He looked at the pool again.
Duggai was looking right at him.
Mackenzie let his breath trickle out slowly through his mouth. It occurred to him after a moment that with the bright sky in his eyes Duggai couldn’t see him. Duggai floated around, splashing lazily, benign. By the bank of the pool his clothing was heaped and the Magnum’s blue gleam came from the top of the pile of clothes. Duggai was within arm’s reach of it.
Duggai stiffened and listened to something and then relaxed, having identified and dismissed it.
The rifle wasn’t there.
So the rifle was in the truck. But the truck was visible to Duggai and probably the door was locked.
When Duggai rolled over in the water and began to wash his face Mackenzie backed away from the rim, moving by inches. He had to fight a cough down. He slithered back along the slope until he was concealed from below. The sun blasted him into the ground but he found his feet and got upright and swayed when the last strength tried to run out of him as if a drainplug had been pulled.
He tightened everything. Massive effort. Down to raw quivering nerve ends he walked the tangential incline to the point where he’d ambushed the javelina. The cliff ended here. He stumbled out onto the game trail. The splintered ground punished his feet into an agony that was almost blinding.
Rich light streamed across the desert, its color too bright: it made his head swim. Hot wind soughed through the brush. Mackenzie feebly went up along the game trail in a silent crippled crouch.
He went past a dispirited mesquite and around the jutting rock. The truck came in sight, its snout facing him. Beyond it he heard splashing in the pool.
He put his shoulders against the cliff and inched toward the truck until he could see the far rim of the tanque beyond the narrow passage between truck and cliff. Past the rim he could see the desert and pale blue mountains far away. Forward another few feet and he could see halfway down into the tanque. If he were to step forward as far as the truck’s door he’d be in plain sight of Duggai.
Duggai, he thought, all this time through all this anguish we have dueled with each other at long range until now and I’ve longed to get within reach of you, you God damned cocksucking motherfucking miserable pissing son of a bitch, and now we stand within thirty feet of each other and I can’t get at you.
He sagged back against the wall of the cliff and brooded at the dusty drab hood of the truck.
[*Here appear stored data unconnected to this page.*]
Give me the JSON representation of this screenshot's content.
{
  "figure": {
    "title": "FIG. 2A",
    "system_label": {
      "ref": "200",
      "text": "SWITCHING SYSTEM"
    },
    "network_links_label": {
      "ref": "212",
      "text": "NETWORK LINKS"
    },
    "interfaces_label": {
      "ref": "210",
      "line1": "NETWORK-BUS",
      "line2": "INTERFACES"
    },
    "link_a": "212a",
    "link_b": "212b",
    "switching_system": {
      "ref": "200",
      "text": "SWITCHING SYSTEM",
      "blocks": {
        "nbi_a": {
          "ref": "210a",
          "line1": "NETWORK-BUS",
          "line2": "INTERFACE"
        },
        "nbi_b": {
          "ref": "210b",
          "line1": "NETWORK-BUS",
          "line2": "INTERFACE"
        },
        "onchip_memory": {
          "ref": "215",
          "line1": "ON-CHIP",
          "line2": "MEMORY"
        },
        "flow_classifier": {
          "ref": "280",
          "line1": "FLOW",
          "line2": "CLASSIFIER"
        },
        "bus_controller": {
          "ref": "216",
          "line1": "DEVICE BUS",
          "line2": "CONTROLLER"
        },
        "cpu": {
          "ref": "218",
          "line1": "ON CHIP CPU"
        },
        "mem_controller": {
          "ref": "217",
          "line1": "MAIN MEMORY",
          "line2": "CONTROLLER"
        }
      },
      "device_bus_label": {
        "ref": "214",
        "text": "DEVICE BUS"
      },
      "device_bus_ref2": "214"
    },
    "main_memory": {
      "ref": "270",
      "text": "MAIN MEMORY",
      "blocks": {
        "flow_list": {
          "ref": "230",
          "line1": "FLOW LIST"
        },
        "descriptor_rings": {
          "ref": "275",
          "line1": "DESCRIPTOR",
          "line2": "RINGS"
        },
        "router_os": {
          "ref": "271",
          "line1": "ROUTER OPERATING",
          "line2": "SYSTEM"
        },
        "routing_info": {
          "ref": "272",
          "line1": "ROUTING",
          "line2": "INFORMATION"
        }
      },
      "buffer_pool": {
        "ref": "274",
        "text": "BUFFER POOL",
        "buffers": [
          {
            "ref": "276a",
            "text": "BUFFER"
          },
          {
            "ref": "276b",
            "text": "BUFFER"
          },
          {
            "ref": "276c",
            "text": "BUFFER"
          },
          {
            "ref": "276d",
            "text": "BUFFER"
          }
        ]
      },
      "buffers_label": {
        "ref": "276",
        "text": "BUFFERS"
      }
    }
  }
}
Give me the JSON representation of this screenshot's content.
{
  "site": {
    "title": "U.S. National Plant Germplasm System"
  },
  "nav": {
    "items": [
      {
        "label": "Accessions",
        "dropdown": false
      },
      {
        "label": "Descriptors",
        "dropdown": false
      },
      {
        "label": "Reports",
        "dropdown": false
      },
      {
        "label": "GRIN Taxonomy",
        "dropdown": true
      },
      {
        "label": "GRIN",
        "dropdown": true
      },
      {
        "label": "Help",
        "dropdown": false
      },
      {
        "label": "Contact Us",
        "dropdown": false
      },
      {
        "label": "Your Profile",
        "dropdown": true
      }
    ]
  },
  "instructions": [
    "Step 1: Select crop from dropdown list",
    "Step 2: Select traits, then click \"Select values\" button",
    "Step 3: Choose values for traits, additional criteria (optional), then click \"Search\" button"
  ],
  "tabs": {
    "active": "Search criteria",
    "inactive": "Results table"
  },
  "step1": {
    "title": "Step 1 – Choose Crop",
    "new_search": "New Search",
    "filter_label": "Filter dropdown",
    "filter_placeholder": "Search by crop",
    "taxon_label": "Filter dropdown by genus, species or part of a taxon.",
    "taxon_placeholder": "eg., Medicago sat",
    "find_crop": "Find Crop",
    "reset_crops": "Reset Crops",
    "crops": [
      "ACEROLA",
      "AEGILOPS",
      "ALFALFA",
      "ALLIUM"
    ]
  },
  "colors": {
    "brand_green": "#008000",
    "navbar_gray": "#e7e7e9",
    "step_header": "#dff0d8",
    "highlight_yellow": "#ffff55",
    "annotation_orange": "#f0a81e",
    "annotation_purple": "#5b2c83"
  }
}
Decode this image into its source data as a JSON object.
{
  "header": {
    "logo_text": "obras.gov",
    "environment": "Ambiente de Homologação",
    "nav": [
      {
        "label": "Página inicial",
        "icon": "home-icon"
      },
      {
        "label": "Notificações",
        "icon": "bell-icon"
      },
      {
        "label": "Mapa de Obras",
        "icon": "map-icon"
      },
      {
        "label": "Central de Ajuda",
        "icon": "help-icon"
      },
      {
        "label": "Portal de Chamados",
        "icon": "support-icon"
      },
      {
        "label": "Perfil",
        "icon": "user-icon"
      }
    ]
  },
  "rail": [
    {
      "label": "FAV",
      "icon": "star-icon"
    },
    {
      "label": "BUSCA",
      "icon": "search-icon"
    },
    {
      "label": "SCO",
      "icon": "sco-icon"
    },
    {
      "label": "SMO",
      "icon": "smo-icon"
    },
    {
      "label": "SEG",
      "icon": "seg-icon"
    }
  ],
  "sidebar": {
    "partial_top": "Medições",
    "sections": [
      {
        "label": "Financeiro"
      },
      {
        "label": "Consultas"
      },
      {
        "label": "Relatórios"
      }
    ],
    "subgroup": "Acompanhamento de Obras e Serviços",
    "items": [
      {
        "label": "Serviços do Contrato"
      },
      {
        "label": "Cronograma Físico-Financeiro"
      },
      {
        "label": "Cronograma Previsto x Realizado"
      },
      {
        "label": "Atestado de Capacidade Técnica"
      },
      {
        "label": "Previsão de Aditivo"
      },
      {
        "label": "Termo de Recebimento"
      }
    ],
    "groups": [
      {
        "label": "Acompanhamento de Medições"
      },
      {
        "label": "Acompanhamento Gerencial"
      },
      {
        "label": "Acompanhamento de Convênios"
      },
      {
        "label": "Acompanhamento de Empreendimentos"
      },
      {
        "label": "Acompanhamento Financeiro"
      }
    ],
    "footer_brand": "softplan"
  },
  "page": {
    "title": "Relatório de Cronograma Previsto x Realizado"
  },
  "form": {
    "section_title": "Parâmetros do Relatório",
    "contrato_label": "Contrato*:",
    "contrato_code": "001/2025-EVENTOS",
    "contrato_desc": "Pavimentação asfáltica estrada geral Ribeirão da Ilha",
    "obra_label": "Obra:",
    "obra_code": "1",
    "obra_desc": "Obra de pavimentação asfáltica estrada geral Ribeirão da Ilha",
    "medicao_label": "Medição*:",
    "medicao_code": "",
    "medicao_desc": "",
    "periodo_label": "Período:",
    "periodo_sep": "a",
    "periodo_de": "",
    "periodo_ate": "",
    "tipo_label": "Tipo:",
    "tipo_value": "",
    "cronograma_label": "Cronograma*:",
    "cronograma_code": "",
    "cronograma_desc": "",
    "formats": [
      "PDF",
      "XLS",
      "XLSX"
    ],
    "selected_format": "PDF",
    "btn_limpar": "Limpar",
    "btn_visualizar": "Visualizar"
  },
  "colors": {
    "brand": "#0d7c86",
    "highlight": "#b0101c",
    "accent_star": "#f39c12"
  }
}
Through the windshield he could see a pillow scrunched up in the slot behind the driver’s seat. Duggai probably used it for dozing through the heat of the day, sitting in the cab with the air conditioner running.
Mackenzie worked forward another foot, stepped out in front of the truck, put his palms lightly on the hood and stretched forward on tiptoe trying to see if the rifle was in the cab. The bulk of the truck blocked him from Duggai’s view but if he stepped on either side he’d be seen.
He saw the front sight and the muzzle, tipped up against the inside of the passenger door. So Duggai hadn’t slung it in its rack under the camper roof. He’d kept it in the cab. It stood, no doubt, with its buttplate on the floor, the stock wedged firmly between seat and door so that it wouldn’t carom around inside the cab. If Mackenzie could only get that passenger door open the rifle would fall right out into his hands.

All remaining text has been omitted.